Upon entering the museum, it appears to be a rather innocuous way for tourists to kill time and shed some yen while waiting for an elevator ride up the tower. The usual waxen personas - world leaders, movie stars, Mother Theresa, and Princess Di - are all here. But as you make your way through the exhibit, past the Last Supper, and the entrance to the torture room (where a sign reads “The Torture Never Stops”), you’ll come upon a narrow hallway lined on all sides with vintage concert posters for various progressive and psychedelic rock bands. Follow this straight into the “Inventions for Electric Guitar” room.
In this room, Frank Zappa looks on bemusedly, hands in his coat pockets, standing watch over a vast collection of prog rock posters, cassettes, and LPs (Camel, anyone?) as heroes of progressive rock wail and pose. You can balance beside Jethro Tull’s Ian Anderson as he plays his flute perched on one leg. Tony Iommi (didn’t he already have wax finger tips?) leans up against Keith Emerson. And isn’t that Robert Fripp over there, patiently hashing out odd time signatures and electronically addled virtuosity in wax?
Off to one side of the room (almost saying, “You guys are too weird”) a small nook labeled “German Progressive” immortalizes kosmische musik, better, if unfortunately, known as krautrock, an experimental form of progressive music that had its heyday in the 1960s and 1970s. Ash Ra Tempel’s music plays over the speakers as musicians from the glory days of the Krautrock stand behind glass.
It’s certainly a bit esoteric. Mani Neumeir (of Guru Guru) enshrined in a wax museum - how many know, or care, who that is? But there he is, in all his waxen glory, as are members of Tangerine Dream, Ash Ra Tempel, and Faust.
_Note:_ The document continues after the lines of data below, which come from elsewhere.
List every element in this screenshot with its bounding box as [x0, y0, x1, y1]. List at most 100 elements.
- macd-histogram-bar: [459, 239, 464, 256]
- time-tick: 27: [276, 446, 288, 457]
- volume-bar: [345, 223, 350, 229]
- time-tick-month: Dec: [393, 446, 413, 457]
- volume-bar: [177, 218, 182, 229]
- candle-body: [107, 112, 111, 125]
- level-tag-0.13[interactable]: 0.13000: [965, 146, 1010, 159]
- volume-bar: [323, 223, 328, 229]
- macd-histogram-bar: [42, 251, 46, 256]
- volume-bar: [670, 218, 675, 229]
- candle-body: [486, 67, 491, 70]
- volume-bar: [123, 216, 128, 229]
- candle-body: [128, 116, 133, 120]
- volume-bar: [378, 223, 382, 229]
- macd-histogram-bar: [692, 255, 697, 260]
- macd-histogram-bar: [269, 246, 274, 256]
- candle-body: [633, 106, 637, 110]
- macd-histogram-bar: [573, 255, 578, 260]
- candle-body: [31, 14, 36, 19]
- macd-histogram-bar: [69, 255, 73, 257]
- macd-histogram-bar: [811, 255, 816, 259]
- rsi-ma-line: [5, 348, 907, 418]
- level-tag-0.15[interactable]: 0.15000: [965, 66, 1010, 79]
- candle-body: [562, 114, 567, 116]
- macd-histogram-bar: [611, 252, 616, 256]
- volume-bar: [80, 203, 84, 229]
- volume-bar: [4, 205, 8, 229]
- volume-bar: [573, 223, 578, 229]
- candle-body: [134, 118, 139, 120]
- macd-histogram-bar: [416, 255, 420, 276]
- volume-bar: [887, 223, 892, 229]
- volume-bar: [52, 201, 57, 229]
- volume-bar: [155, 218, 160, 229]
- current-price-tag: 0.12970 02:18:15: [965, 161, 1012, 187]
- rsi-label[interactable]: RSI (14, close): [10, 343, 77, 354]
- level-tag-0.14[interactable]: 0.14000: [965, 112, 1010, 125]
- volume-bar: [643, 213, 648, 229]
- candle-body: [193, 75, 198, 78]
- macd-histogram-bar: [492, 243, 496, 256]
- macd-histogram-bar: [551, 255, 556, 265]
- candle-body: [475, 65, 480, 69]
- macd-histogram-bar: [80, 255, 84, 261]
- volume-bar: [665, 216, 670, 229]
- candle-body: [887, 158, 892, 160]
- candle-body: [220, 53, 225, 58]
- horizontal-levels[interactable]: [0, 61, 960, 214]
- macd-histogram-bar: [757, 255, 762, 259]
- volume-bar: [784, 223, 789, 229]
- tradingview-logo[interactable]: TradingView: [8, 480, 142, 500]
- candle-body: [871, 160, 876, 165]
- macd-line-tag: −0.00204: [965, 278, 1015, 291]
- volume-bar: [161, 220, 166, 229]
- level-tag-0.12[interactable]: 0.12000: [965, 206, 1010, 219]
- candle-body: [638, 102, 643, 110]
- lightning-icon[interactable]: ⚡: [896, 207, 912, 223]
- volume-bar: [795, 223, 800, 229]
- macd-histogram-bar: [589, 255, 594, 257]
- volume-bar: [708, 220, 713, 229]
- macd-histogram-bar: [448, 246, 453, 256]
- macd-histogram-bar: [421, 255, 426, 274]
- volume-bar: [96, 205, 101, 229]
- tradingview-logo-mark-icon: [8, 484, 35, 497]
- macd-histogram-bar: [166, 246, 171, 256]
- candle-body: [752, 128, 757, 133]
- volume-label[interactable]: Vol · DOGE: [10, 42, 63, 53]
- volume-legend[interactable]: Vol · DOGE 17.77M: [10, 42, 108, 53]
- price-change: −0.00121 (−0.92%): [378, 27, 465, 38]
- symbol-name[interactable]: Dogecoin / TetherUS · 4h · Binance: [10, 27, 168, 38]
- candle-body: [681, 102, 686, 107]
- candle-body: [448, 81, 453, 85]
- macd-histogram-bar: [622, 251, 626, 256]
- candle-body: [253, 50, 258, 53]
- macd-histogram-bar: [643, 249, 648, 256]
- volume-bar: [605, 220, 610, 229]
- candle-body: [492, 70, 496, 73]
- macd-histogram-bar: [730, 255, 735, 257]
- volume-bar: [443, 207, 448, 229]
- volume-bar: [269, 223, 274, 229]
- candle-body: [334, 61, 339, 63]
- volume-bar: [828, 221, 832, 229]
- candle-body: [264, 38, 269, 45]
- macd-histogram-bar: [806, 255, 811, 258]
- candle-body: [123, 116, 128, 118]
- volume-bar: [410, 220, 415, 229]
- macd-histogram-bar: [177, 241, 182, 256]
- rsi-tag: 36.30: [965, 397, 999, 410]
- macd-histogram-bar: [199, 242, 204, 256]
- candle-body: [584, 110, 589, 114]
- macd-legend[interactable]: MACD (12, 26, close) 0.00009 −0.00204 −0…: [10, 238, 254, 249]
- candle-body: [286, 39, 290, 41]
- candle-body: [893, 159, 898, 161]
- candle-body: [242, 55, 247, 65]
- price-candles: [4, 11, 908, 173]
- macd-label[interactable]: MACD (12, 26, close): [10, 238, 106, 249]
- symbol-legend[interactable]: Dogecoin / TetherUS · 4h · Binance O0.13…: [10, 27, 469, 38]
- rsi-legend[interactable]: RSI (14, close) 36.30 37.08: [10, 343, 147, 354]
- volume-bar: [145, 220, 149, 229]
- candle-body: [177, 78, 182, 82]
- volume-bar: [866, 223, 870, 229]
Rumor has it that the owner is a huge German progressive fan and that much of the memorabilia is from his personal collection.
And if staring at wax sculptures of obscure German prog-rockers makes you start itching for motorik beats and Neu! bootlegs, then you are in luck - the museum gift shop is one stop Krautrock shop. The only thing missing is Kraftwerk in life size “Man Machine” mode. But that might be too perfect.